The Place That Wasn’t There

The Place That Wasn’t There

Mist on the Fraser River (2009) Photo (c) Karen Abrahamson

I fell off the map this week – at least that was what it felt like when I learned that I’d been removed from the intercom list at my townhouse complex. It doesn’t sound like much – a simple omission when they were doing the complex list – but think about it. To the outside world I no longer existed in this location. I inhabited an invisible place outside of the normal world that happened to be located between the house number below me and the one above – much like the safe house in Harry Potter but without the overt magic. I was gone, and so was my home and all the mementos I’ve collected from across the world. And of course my cats.

I’ve experienced something similar before, when I worked in the interior of British Columbia in a small town that was a long ways away from anywhere. When my agency’s reporting relationship shifted from one region to another, all the paperwork connections seemed to disappear and no one contacted us – it was actually quite a nice change. But it was also like we inhabited some huge fog bank that filled a space in the center of the province that no one knew existed. Our own personal twilight zone.

Kayaking the Broken Islands (1996) Photo (c) Karen Abrahamson

Such phenomena isn’t only in my imagination. Cartographers have been erasing or omitting bits of the landscape from their maps since before Prince Henry, when choice harbors and trade routes were secrets worth killing for. In order to gain a truer picture of the world, it became common practice for Kings to confiscate the log books and charts of each ship that came to harbor in order to copy them down before the sailors took ship again.

During the time of the early Portuguese spice trade, the location of, the Moluccas, the five tiny islands that were the sole source of nutmeg, mace and cloves, were closely guarded secrets. True maps of the eastern Indian Ocean were treated as highly classified documents (and few exist today) due to the possibility that the Portuguese were violating a Papal bull which gave the Spanish sovereignty over all lands west of a longitudinal line running 100 leagues west of the Cape Verde Islands (in the Atlantic).

During the age of exploration and when Spain, France and England were vying for the Americas and the Northwest Passage, maps were made that purposely misrepresented the landscape in case they fell into (and sometimes purposely intended for) the enemies’ hands. Such maps were intended to deter exploration by competitor nations because the harbor, the river, the inhabitable, productive land wasn’t there.
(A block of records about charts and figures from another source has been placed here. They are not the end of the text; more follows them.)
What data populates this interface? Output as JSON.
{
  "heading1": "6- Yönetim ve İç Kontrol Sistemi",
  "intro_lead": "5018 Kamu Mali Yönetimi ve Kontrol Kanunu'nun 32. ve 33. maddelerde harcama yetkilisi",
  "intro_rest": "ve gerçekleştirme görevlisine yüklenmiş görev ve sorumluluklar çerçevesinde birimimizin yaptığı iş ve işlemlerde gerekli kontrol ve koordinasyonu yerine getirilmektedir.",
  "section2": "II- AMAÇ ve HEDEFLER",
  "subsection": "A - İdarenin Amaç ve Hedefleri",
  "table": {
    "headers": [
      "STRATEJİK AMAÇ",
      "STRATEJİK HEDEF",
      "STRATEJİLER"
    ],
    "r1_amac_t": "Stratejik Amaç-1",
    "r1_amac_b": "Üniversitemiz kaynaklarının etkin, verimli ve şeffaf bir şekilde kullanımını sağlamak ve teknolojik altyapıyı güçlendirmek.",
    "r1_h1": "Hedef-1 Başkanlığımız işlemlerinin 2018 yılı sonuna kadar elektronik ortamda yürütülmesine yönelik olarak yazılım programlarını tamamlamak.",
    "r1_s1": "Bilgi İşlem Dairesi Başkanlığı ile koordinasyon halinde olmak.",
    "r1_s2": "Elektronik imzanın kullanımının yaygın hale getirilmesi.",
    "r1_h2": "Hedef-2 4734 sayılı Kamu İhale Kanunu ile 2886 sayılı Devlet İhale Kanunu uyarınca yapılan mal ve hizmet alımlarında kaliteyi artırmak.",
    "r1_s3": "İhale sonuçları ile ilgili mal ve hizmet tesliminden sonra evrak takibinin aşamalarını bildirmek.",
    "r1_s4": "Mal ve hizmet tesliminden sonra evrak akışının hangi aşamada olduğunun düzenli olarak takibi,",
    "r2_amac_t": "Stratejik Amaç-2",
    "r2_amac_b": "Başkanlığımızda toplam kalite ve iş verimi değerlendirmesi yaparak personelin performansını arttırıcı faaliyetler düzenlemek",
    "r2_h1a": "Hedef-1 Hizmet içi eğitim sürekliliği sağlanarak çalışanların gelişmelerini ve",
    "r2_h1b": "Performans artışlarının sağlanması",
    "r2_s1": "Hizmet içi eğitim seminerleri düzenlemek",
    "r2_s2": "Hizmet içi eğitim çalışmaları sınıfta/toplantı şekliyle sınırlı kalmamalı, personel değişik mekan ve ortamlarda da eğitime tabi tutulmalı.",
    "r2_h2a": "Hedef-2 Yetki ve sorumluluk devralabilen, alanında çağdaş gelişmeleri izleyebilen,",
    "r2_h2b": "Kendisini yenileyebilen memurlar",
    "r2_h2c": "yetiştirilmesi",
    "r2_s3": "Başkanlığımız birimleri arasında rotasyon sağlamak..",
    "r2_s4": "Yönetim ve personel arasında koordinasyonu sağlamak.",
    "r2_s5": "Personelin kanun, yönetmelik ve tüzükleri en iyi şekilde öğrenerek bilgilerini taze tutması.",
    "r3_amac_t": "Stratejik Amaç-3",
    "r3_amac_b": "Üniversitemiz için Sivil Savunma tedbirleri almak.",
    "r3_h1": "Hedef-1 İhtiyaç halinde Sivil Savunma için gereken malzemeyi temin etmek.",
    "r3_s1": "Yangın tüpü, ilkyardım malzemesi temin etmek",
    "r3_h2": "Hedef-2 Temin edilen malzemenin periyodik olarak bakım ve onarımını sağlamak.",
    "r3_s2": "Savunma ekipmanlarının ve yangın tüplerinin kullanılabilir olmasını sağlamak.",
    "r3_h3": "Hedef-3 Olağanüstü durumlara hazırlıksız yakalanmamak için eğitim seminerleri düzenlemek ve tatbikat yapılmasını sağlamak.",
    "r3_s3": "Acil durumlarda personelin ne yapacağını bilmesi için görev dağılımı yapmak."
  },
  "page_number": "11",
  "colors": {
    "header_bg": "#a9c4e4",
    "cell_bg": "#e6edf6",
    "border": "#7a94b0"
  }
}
Xi'an tower (1998) Photo (c) Karen Abrahamson

Even today we see maps shift reality so that places exist differently than what you would find ‘if you were on the ground’. Road maps often include streets that are planned, but have never been built, or don’t describe that the street crossing that looks so direct on the map, can’t be made. A recent internet report showed that Chinese government maps of cities often change the position of major streets. Why? For military purposes. The government has apparently fallen back on the ancient practice of redrawing reality to stop potential invasion or intelligence gathering.

Happily, I’ve been replaced on the list of existing residents of my complex and so my home and I have been returned to reality. There is no longer a fog where my house once stood and my cats and I are all okay.